Building NAS benchmarks is notoriously expensive. We leverage One-Shot NAS (Autoformer) to efficiently sample and evaluate 3,000 ViT architectures without individual training — inheriting supernet weights for comparable performance in ~3,900 GPU-hours total.
Five architectural attributes per block: embedding dimension, Q-K-V dimension, number of attention heads, MLP ratio, and network depth. 1,000 architectures randomly sampled per supernet size, spanning a wide range of computational budgets.

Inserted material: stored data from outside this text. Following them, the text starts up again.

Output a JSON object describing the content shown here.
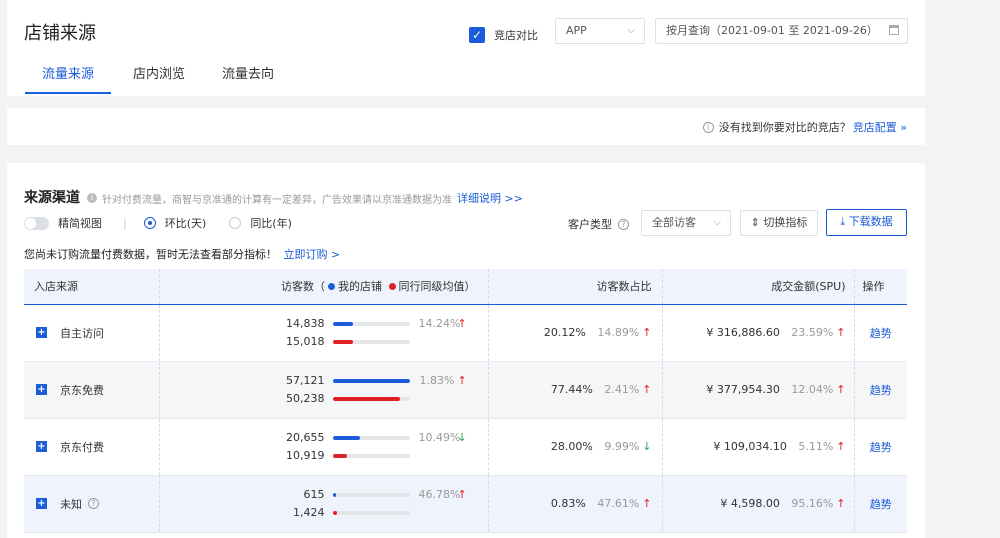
{
  "header": {
    "title": "店铺来源",
    "compare_label": "竞店对比",
    "platform": "APP",
    "date_range": "按月查询（2021-09-01 至 2021-09-26）",
    "tabs": [
      {
        "label": "流量来源",
        "active": true
      },
      {
        "label": "店内浏览",
        "active": false
      },
      {
        "label": "流量去向",
        "active": false
      }
    ]
  },
  "notice": {
    "text": "没有找到你要对比的竞店？",
    "link": "竞店配置 »"
  },
  "section": {
    "title": "来源渠道",
    "desc": "针对付费流量，商智与京准通的计算有一定差异，广告效果请以京准通数据为准",
    "desc_link": "详细说明 >>",
    "toggle_label": "精简视图",
    "radio_1": "环比(天)",
    "radio_2": "同比(年)",
    "customer_type_label": "客户类型",
    "customer_type_value": "全部访客",
    "switch_btn": "切换指标",
    "download_btn": "下载数据",
    "warn_text": "您尚未订购流量付费数据，暂时无法查看部分指标！",
    "warn_link": "立即订购 >"
  },
  "table": {
    "headers": {
      "source": "入店来源",
      "visitors_prefix": "访客数（",
      "mine": "我的店铺",
      "peer": "同行同级均值",
      "visitors_suffix": "）",
      "ratio": "访客数占比",
      "amount": "成交金额(SPU)",
      "op": "操作"
    },
    "rows": [
      {
        "source": "自主访问",
        "mine": "14,838",
        "peer": "15,018",
        "mine_pct": 0.26,
        "peer_pct": 0.26,
        "vis_change": "14.24%",
        "vis_dir": "up",
        "ratio": "20.12%",
        "ratio_change": "14.89%",
        "ratio_dir": "up",
        "amount": "¥ 316,886.60",
        "amount_change": "23.59%",
        "amount_dir": "up",
        "op": "趋势"
      },
      {
        "source": "京东免费",
        "mine": "57,121",
        "peer": "50,238",
        "mine_pct": 1.0,
        "peer_pct": 0.88,
        "vis_change": "1.83%",
        "vis_dir": "up",
        "ratio": "77.44%",
        "ratio_change": "2.41%",
        "ratio_dir": "up",
        "amount": "¥ 377,954.30",
        "amount_change": "12.04%",
        "amount_dir": "up",
        "op": "趋势"
      },
      {
        "source": "京东付费",
        "mine": "20,655",
        "peer": "10,919",
        "mine_pct": 0.36,
        "peer_pct": 0.19,
        "vis_change": "10.49%",
        "vis_dir": "down",
        "ratio": "28.00%",
        "ratio_change": "9.99%",
        "ratio_dir": "down",
        "amount": "¥ 109,034.10",
        "amount_change": "5.11%",
        "amount_dir": "up",
        "op": "趋势"
      },
      {
        "source": "未知",
        "mine": "615",
        "peer": "1,424",
        "mine_pct": 0.04,
        "peer_pct": 0.06,
        "vis_change": "46.78%",
        "vis_dir": "up",
        "ratio": "0.83%",
        "ratio_change": "47.61%",
        "ratio_dir": "up",
        "amount": "¥ 4,598.00",
        "amount_change": "95.16%",
        "amount_dir": "up",
        "op": "趋势",
        "has_info": true
      }
    ]
  },
  "colors": {
    "accent": "#1b5cd8",
    "up": "#e02020",
    "down": "#2ea44f"
  }
}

Subnets inherit weights from pre-trained supernets. Their performance has been shown to be comparable to, or even superior to, architectures trained from scratch. This enables efficient large-scale benchmarking (224×224 input, standard ImageNet normalization).
Algorithmic shifts: ImageNet-C (15 corruptions × 5 severities), ImageNet-P. Natural shifts: ImageNet-A, ImageNet-O, ImageNet-R, ImageNet-Sketch, Stylized ImageNet. Generative shifts: ImageNet-D (Stable Diffusion backgrounds, textures, materials). Metrics: ID Acc, OoD Acc, AUPR.
Kendall τ ranking correlation between proxy values and ID/OoD accuracy, averaged across 8 OoD datasets and 3 search spaces. Simple proxies beat all sophisticated methods on OoD prediction — posing an open challenge to the NAS community.
| Method | Proposed For | Architecture | Corr. w/ ID Acc | Corr. w/ OoD Acc |
|---|---|---|---|---|
| Grasp | ID Acc | CNNs | 0.149 | 0.121 |
| SNIP | ID Acc | CNNs | 0.375 | 0.289 |
| MeCo | ID Acc | CNNs | 0.144 | 0.098 |
| CroZe | Adv. Robustness | CNNs | 0.382 | 0.295 |
| Jacobian | Adv. Robustness | CNNs | 0.105 | 0.084 |
| DSS | ID Acc | ViTs | 0.417 | 0.342 |
| AutoProx-A | ID Acc | ViTs | 0.402 | 0.330 |
| #Param | — | — | 0.461 | 0.360 |
| #Flops | — | — | 0.471 | 0.354 |
All Training-free NAS methods consistently fail on ImageNet-D due to its Stable Diffusion generation process, which creates highly atypical distributions.
Among all ViT structural attributes, embedding dimension has by far the highest correlation with OoD accuracy (τ ≈ 0.45 avg). Depth shows only a slight impact (τ ≈ 0.19), while MLP ratio and #heads exhibit very low correlation (<0.10).
Our frequency analysis reveals why: increasing embedding dimension helps ViTs learn more High-Frequency Components (HFC). Models learning more HFC achieve better OoD generalization. This insight drives a practical design rule — by only increasing the embedding dimension of ViT-B-32 (768 → 840), our architecture outperforms compound-scaled ViT-L-32 in OoD accuracy with far fewer parameters (98.6M vs 305.6M), achieving IN-R OoD Acc of 48.28% vs 44.33%.